SMILES/SMARTS
Searches for a chemical component (ligand) using a SMILES or a SMARTS string .
You may launch the Chemical structure editor based on the MarvinSketch applet to provide or edit a SMILES or SMARTS string expression
SMILES (Simplified Molecular Input Line Entry Specification) is a linear notation for describing chemical structures.
The SMILES search supports four search types:
| Search type | Query | Result |
|---|---|---|
| Exact | ![]() |
![]() |
| Substructure | ![]() |
![]() |
| Superstructure | ![]() |
![]() |
| Similar | ![]() |
![]() |
Exact - finds an exact structure match
Substructure - finds ligands that contain the specified structure as a substructure
Superstructure - finds ligands that are substructures (fragments) of the specified structure
Similar - finds structures that bind similar ligands.

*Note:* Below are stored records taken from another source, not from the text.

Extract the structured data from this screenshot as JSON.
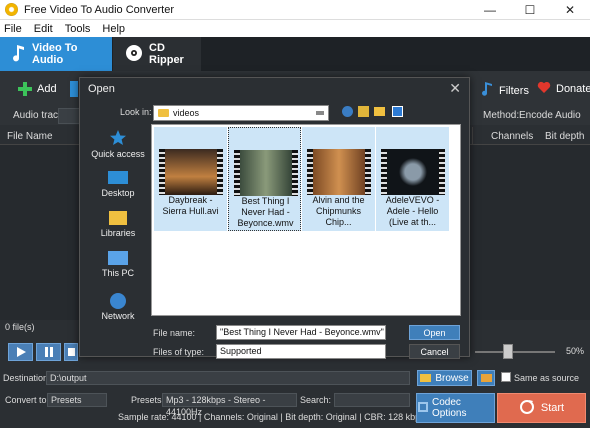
{
  "window": {
    "title": "Free Video To Audio Converter",
    "minimize": "—",
    "maximize": "☐",
    "close": "✕"
  },
  "menu": [
    "File",
    "Edit",
    "Tools",
    "Help"
  ],
  "tabs": [
    {
      "label": "Video To Audio"
    },
    {
      "label": "CD Ripper"
    }
  ],
  "toolbar": {
    "add": "Add",
    "filters": "Filters",
    "donate": "Donate"
  },
  "track": {
    "audio_track_label": "Audio track:",
    "method_label": "Method:",
    "method_value": "Encode Audio"
  },
  "list": {
    "col_file_name": "File Name",
    "col_channels": "Channels",
    "col_bit_depth": "Bit depth",
    "file_count": "0 file(s)"
  },
  "player": {
    "volume": "50%"
  },
  "bottom": {
    "destination_label": "Destination:",
    "destination_value": "D:\\output",
    "browse": "Browse",
    "same_as_source": "Same as source",
    "convert_to_label": "Convert to:",
    "convert_to_value": "Presets",
    "presets_label": "Presets:",
    "presets_value": "Mp3 - 128kbps - Stereo - 44100Hz",
    "search_label": "Search:",
    "info": "Sample rate: 44100 | Channels: Original | Bit depth: Original | CBR: 128 kbps",
    "codec_options": "Codec Options",
    "start": "Start"
  },
  "dialog": {
    "title": "Open",
    "close": "✕",
    "look_in_label": "Look in:",
    "look_in_value": "videos",
    "places": [
      "Quick access",
      "Desktop",
      "Libraries",
      "This PC",
      "Network"
    ],
    "files": [
      {
        "name": "Daybreak - Sierra Hull.avi"
      },
      {
        "name": "Best Thing I Never Had - Beyonce.wmv"
      },
      {
        "name": "Alvin and the Chipmunks Chip..."
      },
      {
        "name": "AdeleVEVO - Adele - Hello (Live at th..."
      }
    ],
    "file_name_label": "File name:",
    "file_name_value": "\"Best Thing I Never Had - Beyonce.wmv\" \"Alvi",
    "file_type_label": "Files of type:",
    "file_type_value": "Supported",
    "open_button": "Open",
    "cancel_button": "Cancel"
  }
}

Specify a similarity threshold to change the degree of similarity in the [0...1] range: 0 - dissimilar ... 1 identical.
The similarity is based on the number of chemical features in common between the query and the target molecule.
Similarity is calculated using the Tanimoto Coefficient.
SMARTS (SMiles ARbitrary Target Specification) is an extension of SMILES to specify a complex substructure pattern in a flexible way.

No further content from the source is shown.